Officers from the Metropolitan Police were seen outside the home of Brian Reader in Dartford, Kent, this morning despite it being outside their patch, neighbours said.
It was part of a raid by 200 officers of 12 addresses across Kent and London and the force has revealed it arrested nine men on suspicion of conspiracy to burgle - three of whom are pensioners.
The eldest person arrested is Reader senior and the youngest is a 43-year-old from north London, which means together the arrested men have a combined age of 533.
A neighbour living close to the luxury property owned by Reader, worth around £750,000, said: "I heard it was a father and son who were arrested.
"They live in a big house and keep themselves to themselves. They don't talk to anybody round here."
Scotland Yard confirmed two men - aged 76 and 50 - were arrested in Dartford at around the same time but said it would not comment any further "for operational reasons".
The 50-year-old is believed to be Reader's son, Brian but who goes by the name Paul, and reports suggest the pair run a second hand car dealership together from their home, called Pentire Cars.
Detectives also revealed they have recovered "high value goods", thought to be items taken during the heist.
Two men from north London, aged 58 and 43, were held on suspicion of conspiracy to burgle.
Earlier it was announced that four men aged 67, 74, 58, and 48 were arrested in Enfield, north London, while a 59-year-old man was detained in east London.
The development in the case comes almost two months after thieves ransacked 72 safety deposit boxes in an audacious £60million raid over the Easter weekend in London's jewellery quarter.
A police statement said: "A number of large bags containing significant amounts of high value property have been recovered from one address."
All nine men, arrested on suspicion of conspiring to steal, have been taken to a London police station while searches continue at the 12 addresses.
Police also admitted today that they were called from the scene around the time the raid is thought to have started but did not attend.
Commander Peter Spindler said: "On this occasion the systems and processes that we have in place with the alarm companies weren't followed.
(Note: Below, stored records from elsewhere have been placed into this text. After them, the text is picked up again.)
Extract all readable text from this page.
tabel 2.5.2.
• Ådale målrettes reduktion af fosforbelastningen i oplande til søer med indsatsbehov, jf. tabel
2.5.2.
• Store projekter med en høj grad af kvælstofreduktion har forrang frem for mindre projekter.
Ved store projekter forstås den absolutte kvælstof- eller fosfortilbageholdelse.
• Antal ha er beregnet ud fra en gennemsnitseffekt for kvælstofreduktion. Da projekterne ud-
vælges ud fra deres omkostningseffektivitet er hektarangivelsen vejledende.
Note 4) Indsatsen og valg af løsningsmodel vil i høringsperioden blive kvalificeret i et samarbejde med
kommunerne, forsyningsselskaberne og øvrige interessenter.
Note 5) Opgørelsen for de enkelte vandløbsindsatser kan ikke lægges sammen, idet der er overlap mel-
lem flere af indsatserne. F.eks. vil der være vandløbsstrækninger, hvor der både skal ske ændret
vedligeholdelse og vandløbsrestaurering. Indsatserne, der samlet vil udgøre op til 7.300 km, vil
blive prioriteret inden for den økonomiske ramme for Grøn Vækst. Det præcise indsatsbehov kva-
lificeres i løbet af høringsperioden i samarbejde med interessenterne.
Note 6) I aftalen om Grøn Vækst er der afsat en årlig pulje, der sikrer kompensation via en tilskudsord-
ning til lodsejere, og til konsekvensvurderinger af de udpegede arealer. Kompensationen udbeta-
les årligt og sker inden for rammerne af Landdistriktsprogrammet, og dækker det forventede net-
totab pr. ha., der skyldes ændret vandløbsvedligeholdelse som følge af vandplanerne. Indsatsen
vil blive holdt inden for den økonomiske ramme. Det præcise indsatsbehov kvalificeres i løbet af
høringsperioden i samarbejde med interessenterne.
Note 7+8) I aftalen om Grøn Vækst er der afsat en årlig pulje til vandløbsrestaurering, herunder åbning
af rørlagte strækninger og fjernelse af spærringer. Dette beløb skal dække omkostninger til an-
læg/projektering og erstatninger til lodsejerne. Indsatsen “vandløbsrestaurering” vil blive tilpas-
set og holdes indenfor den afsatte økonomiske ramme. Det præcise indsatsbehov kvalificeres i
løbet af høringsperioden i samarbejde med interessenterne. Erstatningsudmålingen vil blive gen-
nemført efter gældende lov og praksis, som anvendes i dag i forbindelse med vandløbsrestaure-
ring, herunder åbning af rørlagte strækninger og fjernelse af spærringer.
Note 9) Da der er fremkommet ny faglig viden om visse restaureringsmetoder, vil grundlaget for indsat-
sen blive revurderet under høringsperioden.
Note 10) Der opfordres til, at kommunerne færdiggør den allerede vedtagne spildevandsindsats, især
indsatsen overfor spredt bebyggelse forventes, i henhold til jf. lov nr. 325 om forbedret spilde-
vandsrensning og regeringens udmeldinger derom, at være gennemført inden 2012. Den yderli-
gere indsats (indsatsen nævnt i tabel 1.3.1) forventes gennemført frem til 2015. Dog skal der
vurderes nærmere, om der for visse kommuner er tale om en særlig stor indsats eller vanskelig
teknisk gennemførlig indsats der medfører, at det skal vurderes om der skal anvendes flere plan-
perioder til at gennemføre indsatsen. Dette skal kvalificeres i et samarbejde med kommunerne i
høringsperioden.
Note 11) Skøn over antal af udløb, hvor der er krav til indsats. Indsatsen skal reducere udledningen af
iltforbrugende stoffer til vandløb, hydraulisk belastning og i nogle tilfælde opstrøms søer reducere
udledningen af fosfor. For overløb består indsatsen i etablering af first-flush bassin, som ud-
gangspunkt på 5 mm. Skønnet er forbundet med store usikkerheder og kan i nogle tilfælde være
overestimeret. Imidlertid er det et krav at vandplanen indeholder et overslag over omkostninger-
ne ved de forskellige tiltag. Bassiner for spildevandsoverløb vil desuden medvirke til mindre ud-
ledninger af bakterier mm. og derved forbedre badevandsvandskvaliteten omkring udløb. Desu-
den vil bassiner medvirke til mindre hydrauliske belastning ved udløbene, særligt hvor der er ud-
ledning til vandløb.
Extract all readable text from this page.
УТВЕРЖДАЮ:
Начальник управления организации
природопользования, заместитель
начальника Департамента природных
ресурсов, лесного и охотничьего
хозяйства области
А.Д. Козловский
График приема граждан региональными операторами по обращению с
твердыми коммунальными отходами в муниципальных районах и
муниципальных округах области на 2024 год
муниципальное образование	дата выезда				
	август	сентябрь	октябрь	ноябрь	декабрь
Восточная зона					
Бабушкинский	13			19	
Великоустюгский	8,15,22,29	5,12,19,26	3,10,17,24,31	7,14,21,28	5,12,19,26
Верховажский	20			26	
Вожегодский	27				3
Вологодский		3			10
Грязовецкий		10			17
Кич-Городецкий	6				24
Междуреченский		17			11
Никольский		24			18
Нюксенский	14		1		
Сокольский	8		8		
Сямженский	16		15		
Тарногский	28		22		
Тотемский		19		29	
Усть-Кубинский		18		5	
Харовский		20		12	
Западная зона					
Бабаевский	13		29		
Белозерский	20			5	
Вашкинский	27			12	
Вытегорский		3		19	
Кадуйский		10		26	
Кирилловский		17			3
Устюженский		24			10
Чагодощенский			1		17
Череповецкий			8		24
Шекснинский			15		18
And as a result of that officers did not attend the premises when in fact they probably should have done; and for that I want to apologise.
"However, the keyholders were notified about alarm activation and the security officer was sent to the premises.
"That security officer saw what our officers would have seen had they deployed; which was a multi-occupancy building on eight floors where in fact the premises would have appeared secure and no alarm was sounding.
"We have an ongoing review into the defeat of the alarm. We're going to work very closely with the alarm industry to make sure that this doesn't happen again."